Heretic Tool Strips AI Safety Guardrails From Meta and Google

A freely available GitHub tool called Heretic can strip the safety controls out of Meta’s Llama 3.3 and Google’s Gemma 3 in under ten minutes, an investigation by the Financial Times and AI safety group Alice has shown. The modified models then answered questions the original systems refused to touch, including how to synthesize biological agents, build credential stealing malware, and generate child sexual abuse material.

What Abliteration Does to AI Safety Guardrails

Heretic relies on a technique researchers call abliteration. It identifies and removes the specific neural pathways that cause a model to refuse certain prompts. The process runs on consumer hardware and does not require fine tuning data or specialist expertise. Once those refusal weights are stripped out, the model loses its trained tendency to push back on requests it was designed to decline.

Open weight models like Llama 3.3 and Gemma 3 are exposed because their full parameter files are publicly downloadable. Anyone who installs the model locally can modify it without restriction. Proprietary systems such as Anthropic’s Claude and OpenAI’s ChatGPT are not vulnerable to the same attack, since their weights stay private and all inference runs through company controlled servers.

What the Stripped Models Produced

The FT and Alice ran a battery of prompts through both decensored models. The modified Llama 3.3 returned dosage figures for ricin poisoning, including the micrograms per kilogram needed to reach a 50 percent lethality threshold.
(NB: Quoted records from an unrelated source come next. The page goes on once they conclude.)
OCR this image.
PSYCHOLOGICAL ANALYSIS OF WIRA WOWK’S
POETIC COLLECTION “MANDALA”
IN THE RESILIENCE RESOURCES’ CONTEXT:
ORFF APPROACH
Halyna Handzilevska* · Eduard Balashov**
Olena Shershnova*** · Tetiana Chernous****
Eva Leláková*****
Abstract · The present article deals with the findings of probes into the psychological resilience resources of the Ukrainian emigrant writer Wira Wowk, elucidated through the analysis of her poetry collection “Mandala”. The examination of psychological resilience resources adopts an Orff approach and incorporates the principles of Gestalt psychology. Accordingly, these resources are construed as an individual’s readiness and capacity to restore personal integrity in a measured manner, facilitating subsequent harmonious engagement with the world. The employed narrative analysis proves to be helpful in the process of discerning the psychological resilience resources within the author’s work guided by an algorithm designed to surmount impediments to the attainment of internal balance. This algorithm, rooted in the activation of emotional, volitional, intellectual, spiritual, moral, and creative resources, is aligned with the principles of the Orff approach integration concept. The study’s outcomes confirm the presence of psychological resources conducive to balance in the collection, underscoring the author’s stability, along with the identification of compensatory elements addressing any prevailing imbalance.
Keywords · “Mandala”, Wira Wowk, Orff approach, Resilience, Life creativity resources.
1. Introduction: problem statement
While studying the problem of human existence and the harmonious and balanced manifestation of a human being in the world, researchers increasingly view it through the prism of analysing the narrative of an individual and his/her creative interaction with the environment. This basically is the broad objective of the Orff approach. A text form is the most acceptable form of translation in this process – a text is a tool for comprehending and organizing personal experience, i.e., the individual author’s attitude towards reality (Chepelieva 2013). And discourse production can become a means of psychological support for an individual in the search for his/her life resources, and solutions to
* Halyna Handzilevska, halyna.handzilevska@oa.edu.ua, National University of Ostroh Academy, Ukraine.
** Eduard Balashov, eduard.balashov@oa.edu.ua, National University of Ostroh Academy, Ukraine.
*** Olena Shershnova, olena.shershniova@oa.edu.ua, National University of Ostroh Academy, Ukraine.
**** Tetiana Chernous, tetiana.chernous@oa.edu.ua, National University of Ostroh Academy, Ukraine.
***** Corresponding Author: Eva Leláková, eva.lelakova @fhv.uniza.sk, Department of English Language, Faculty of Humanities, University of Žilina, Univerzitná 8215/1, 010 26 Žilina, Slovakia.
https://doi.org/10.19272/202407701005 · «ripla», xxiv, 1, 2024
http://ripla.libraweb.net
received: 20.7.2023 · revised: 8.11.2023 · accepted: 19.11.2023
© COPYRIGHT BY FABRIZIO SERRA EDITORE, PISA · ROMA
The stripped Gemma 3 produced working code samples for credit card credential theft and authored explicit narratives involving minors. Both systems also returned step by step instructions for synthesizing chemical and biological agents that the unmodified versions had consistently refused to discuss.
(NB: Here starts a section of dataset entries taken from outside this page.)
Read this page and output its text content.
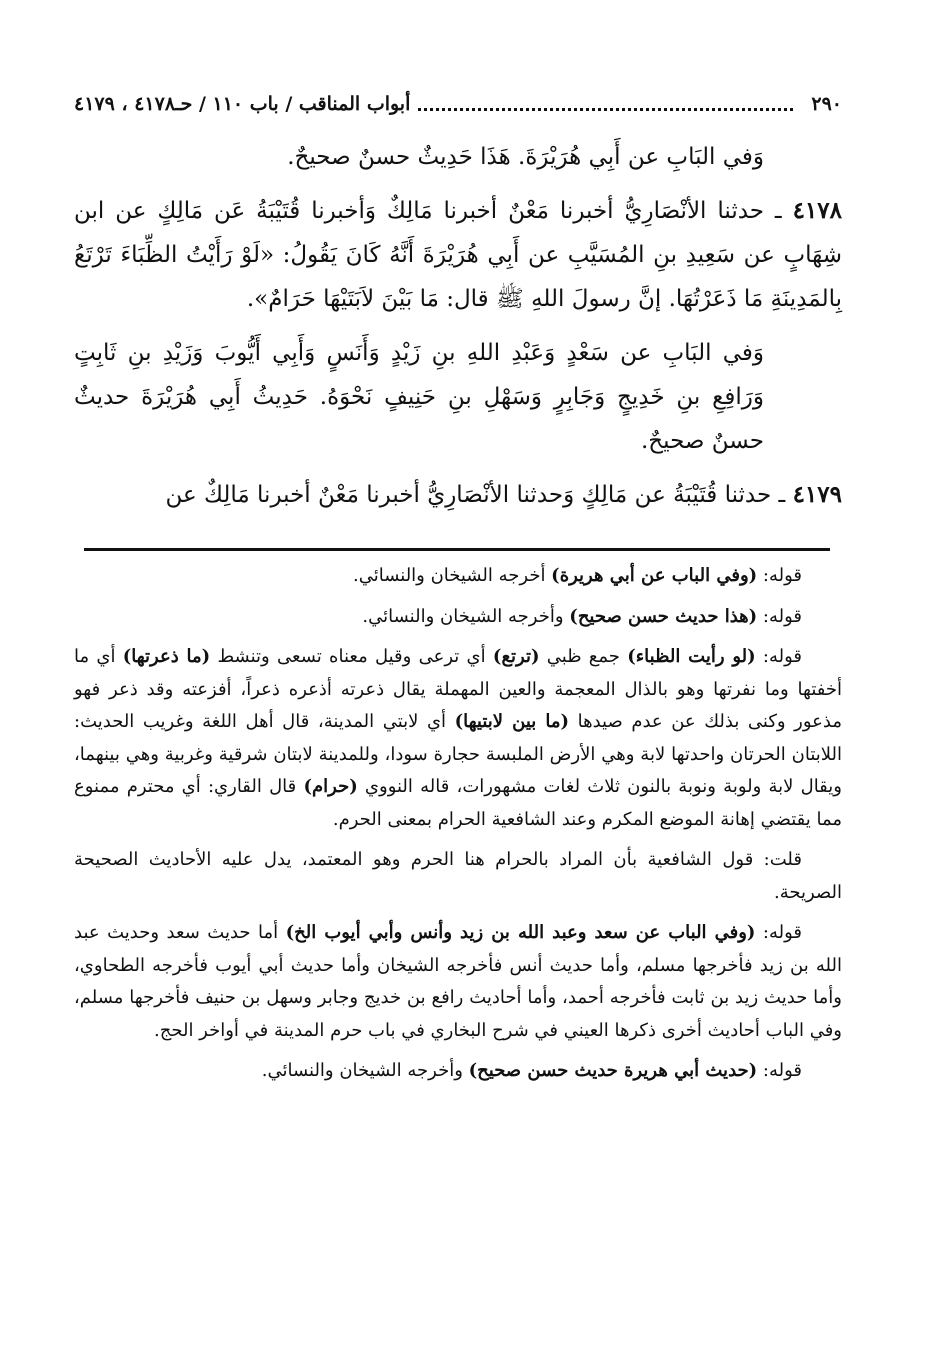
٢٩٠
أبواب المناقب / باب ١١٠ / حـ٤١٧٨ ، ٤١٧٩

وَفي البَابِ عن أَبِي هُرَيْرَةَ. هَذَا حَدِيثٌ حسنٌ صحيحٌ.

٤١٧٨ ـ حدثنا الأنْصَارِيُّ أخبرنا مَعْنٌ أخبرنا مَالِكٌ وَأخبرنا قُتَيْبَةُ عَن مَالِكٍ عن ابن شِهَابٍ عن سَعِيدِ بنِ المُسَيَّبِ عن أَبِي هُرَيْرَةَ أَنَّهُ كَانَ يَقُولُ: «لَوْ رَأَيْتُ الظِّبَاءَ تَرْتَعُ بِالمَدِينَةِ مَا ذَعَرْتُهَا. إنَّ رسولَ اللهِ ﷺ قال: مَا بَيْنَ لاَبَتَيْهَا حَرَامٌ».

وَفي البَابِ عن سَعْدٍ وَعَبْدِ اللهِ بنِ زَيْدٍ وَأَنَسٍ وَأَبِي أَيُّوبَ وَزَيْدِ بنِ ثَابِتٍ وَرَافِعِ بنِ خَدِيجٍ وَجَابِرٍ وَسَهْلِ بنِ حَنِيفٍ نَحْوَهُ. حَدِيثُ أَبِي هُرَيْرَةَ حديثٌ حسنٌ صحيحٌ.

٤١٧٩ ـ حدثنا قُتَيْبَةُ عن مَالِكٍ وَحدثنا الأنْصَارِيُّ أخبرنا مَعْنٌ أخبرنا مَالِكٌ عن

قوله: (وفي الباب عن أبي هريرة) أخرجه الشيخان والنسائي.

قوله: (هذا حديث حسن صحيح) وأخرجه الشيخان والنسائي.

قوله: (لو رأيت الظباء) جمع ظبي (ترتع) أي ترعى وقيل معناه تسعى وتنشط (ما ذعرتها) أي ما أخفتها وما نفرتها وهو بالذال المعجمة والعين المهملة يقال ذعرته أذعره ذعراً، أفزعته وقد ذعر فهو مذعور وكنى بذلك عن عدم صيدها (ما بين لابتيها) أي لابتي المدينة، قال أهل اللغة وغريب الحديث: اللابتان الحرتان واحدتها لابة وهي الأرض الملبسة حجارة سودا، وللمدينة لابتان شرقية وغربية وهي بينهما، ويقال لابة ولوبة ونوبة بالنون ثلاث لغات مشهورات، قاله النووي (حرام) قال القاري: أي محترم ممنوع مما يقتضي إهانة الموضع المكرم وعند الشافعية الحرام بمعنى الحرم.

قلت: قول الشافعية بأن المراد بالحرام هنا الحرم وهو المعتمد، يدل عليه الأحاديث الصحيحة الصريحة.

قوله: (وفي الباب عن سعد وعبد الله بن زيد وأنس وأبي أيوب الخ) أما حديث سعد وحديث عبد الله بن زيد فأخرجها مسلم، وأما حديث أنس فأخرجه الشيخان وأما حديث أبي أيوب فأخرجه الطحاوي، وأما حديث زيد بن ثابت فأخرجه أحمد، وأما أحاديث رافع بن خديج وجابر وسهل بن حنيف فأخرجها مسلم، وفي الباب أحاديث أخرى ذكرها العيني في شرح البخاري في باب حرم المدينة في أواخر الحج.

قوله: (حديث أبي هريرة حديث حسن صحيح) وأخرجه الشيخان والنسائي.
Heretic’s creator told the FT that the tool has already produced more than 3,500 decensored variants, with combined downloads exceeding 13 million across Hugging Face mirrors and other distribution sites.

Why It Matters

The investigation reignites a long running debate over the safety of open weight releases. Meta, Google, and other open model proponents argue that broad access accelerates research and prevents a small group of vendors from controlling AI development. Critics counter that any safety work baked into a model can be removed by anyone with a laptop, leaving the original guardrails worth little once the file is in the wild. Expect renewed pressure on US and EU regulators to set baseline rules for what can ship as an open weight release, especially for frontier scale systems.